Unterdessen klammern sich hiesige Gemüter an das Weyerli-Extrem wie tropfend nasse Badegäste ans Frottiertuch.

Zumindest führt Wikipedia eine Liste der grössten Schwimmbecken. Das Weyermannshaus glänzt darin durch seine sonnencremegeölte Abwesenheit. Auch auf der Suche nach dem ominösen Konkurrenten aus «Ost»-Europa, der dem Weyerli den Kontinentaltitel streitig macht, trübt man höchstens im Fischen. Als Vergleichsmassstab setzt Wikpedia die Oberfläche der Becken an. Für viele der Pools fehlen Angaben zum Volumen, obwohl dies angeblich das Erfolgskriterium des Weyerli sein soll. Die rasche visuelle Inspektion bestätigt aber, dass das Weyerli gegenüber dem San Alfonso Pool ein Nasenwasser ist. Auf dem Chilenischen Monsterpool sind kleine Segelschiffe unterwegs. Auch bemerkenswert: Der grösste Infinitypool der Welt in Singapur – hier in Videoansicht zu betrachten.

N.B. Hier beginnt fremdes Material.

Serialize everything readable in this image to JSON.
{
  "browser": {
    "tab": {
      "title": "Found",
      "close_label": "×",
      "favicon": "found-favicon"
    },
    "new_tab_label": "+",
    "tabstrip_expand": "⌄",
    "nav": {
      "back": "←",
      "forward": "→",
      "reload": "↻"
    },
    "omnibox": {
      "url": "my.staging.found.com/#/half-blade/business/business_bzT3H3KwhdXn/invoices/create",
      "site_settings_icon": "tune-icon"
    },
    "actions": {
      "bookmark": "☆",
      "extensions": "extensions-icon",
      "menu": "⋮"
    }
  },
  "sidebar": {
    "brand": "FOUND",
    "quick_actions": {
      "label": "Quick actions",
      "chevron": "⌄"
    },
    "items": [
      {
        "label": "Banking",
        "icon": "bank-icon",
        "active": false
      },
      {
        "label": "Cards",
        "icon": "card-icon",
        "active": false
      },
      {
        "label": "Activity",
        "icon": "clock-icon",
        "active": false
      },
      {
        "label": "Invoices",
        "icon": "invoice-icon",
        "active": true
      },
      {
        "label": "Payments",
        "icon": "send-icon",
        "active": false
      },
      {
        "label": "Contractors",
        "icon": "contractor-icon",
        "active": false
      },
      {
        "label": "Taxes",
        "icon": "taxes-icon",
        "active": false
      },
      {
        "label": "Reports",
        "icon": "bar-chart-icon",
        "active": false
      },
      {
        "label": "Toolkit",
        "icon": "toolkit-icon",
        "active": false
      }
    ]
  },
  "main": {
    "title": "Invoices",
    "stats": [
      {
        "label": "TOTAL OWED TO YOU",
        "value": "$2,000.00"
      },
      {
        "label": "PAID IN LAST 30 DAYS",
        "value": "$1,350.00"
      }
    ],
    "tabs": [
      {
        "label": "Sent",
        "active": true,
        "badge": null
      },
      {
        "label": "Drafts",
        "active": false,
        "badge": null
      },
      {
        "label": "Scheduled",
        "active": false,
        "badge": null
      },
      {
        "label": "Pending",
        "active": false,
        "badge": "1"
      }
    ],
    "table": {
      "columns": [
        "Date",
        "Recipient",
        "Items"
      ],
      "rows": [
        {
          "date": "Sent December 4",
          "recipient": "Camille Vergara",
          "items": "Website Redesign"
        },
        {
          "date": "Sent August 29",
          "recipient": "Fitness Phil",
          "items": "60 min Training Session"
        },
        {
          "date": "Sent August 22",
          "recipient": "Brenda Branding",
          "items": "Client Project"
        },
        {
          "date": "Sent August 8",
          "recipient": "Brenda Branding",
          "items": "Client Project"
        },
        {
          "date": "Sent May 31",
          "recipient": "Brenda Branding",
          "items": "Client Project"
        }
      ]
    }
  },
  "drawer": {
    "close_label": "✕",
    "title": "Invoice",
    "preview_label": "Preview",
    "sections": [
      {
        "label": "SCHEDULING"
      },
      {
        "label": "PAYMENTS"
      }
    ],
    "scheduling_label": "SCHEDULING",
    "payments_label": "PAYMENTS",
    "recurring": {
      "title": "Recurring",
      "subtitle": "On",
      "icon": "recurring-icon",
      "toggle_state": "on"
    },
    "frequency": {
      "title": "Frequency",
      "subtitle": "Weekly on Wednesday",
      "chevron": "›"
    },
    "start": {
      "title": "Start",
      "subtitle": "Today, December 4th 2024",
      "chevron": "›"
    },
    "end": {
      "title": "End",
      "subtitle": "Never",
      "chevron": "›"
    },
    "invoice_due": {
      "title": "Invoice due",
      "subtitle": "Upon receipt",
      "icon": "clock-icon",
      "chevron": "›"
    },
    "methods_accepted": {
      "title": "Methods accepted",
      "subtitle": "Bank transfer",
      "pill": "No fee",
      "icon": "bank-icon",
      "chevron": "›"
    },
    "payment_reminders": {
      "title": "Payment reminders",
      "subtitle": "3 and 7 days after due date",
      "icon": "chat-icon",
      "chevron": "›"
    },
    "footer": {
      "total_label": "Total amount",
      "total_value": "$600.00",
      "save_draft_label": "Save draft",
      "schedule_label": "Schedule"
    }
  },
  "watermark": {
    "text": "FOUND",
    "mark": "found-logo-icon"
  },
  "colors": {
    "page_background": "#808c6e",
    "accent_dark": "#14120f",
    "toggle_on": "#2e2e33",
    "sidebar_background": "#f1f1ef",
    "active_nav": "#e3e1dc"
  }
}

Ein beneidenswerter Rekord!  Unterdessen klammern sich hiesige Gemüter an das Weyerli-Extrem wie tropfend nasse Badegäste ans Frottiertuch. Dabei boote doch etwa die anstehende Ka-We-De Sanierung die Möglichkeit, flächendeckend und randabfallend zu bauen und somit der Badeanstalt ihren Platz an der Sonne zurückzugeben. Zum Infinitypool wird – das verraten die Visualisierungen des Siegerprojekts – die Ka-We-De aber auch in Zukunft nicht umgestaltet.

Die angedachte sanfte Sanierung des Freibads freut Eva Zbinden-Kaessner, Co-Präsidentin des Vereins «Freunde der Ka-We-De»: «Für die Sanierungspläne muss ich der Stadt und Stadtbaumeister Thomas Pfluger ein Kränzchen winden.» Der Planungsprozess sei sehr partizipativ erfolgt und der Verein habe stets Gehör erhalten. Auch das Siegerprojekt sei die bevorzugte Variante der «Freunde der Ka-We-De» gewesen: «Die Badi wird als Familienbad belassen. Andere Projekte tendierten in Richtung einer Lifestylebadi», sagt Zbinden-Kaessner. Ihr sei es aber wichtiger, dass sich die Kinder bewegen könnten.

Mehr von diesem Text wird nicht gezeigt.